Sadly, many people still think that they must train their dog with fear. They believe the dog should be frightened of doing anything wrong, therefore he will behave. This is ridiculous. A dog can be trained with kindness and he will do as we ask, learn our rules, and how we expect him to behave. He will return to us when called because he wants to, not because he fears the consequence if he doesn’t. He will walk nicely because he understands that is what is required, not that if he pulls his lead he will experience pain. He will not jump up at visitors because he knows he will be petted when he sits calmly, not because he will be shouted at (or worse) if he jumps up.
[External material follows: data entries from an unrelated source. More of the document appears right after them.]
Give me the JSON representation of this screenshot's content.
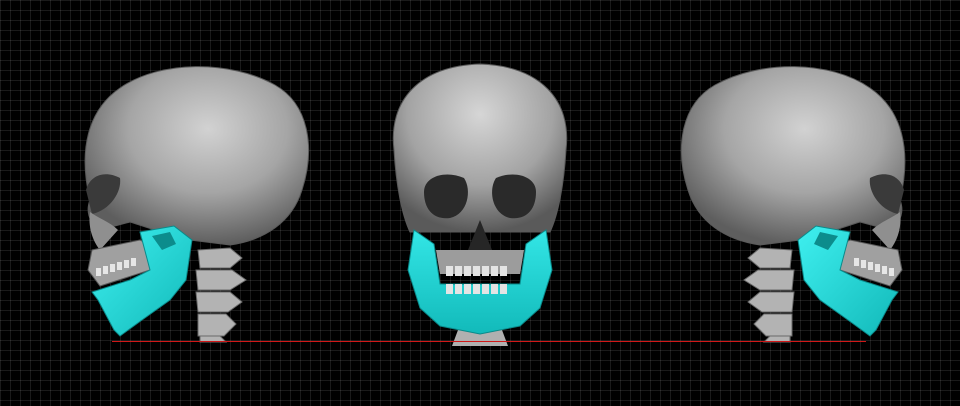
{
  "scene": {
    "background_color": "#000000",
    "grid_color": "#4a4a4a",
    "bone_color": "#a8a8a8",
    "mandible_color": "#19d6d6",
    "reference_line_color": "#d01818",
    "views": [
      {
        "name": "left-lateral"
      },
      {
        "name": "frontal"
      },
      {
        "name": "right-lateral"
      }
    ]
  }
}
If you are getting a puppy, or rehoming a dog, please look for a training instructor who will help you to train your dog in a kind, fair and effective way. Ask to visit a potential class before signing up – have a look on our website to check what you should be looking for – and only enrol if you are happy about what you see. There are many training classes available, but the one that is the closest to your house may not be the most suitable. Remember that you might only be making the journey once a week for a number of months – no time at all when you think your dog will hopefully be sharing your home for many years. Instructors will explain how to train your dog, but the majority of the training will be done by you at and around your home.
Taking time to understand, and teach, your dog and giving him the opportunity to understand you, should result in many happy years together. Have fun!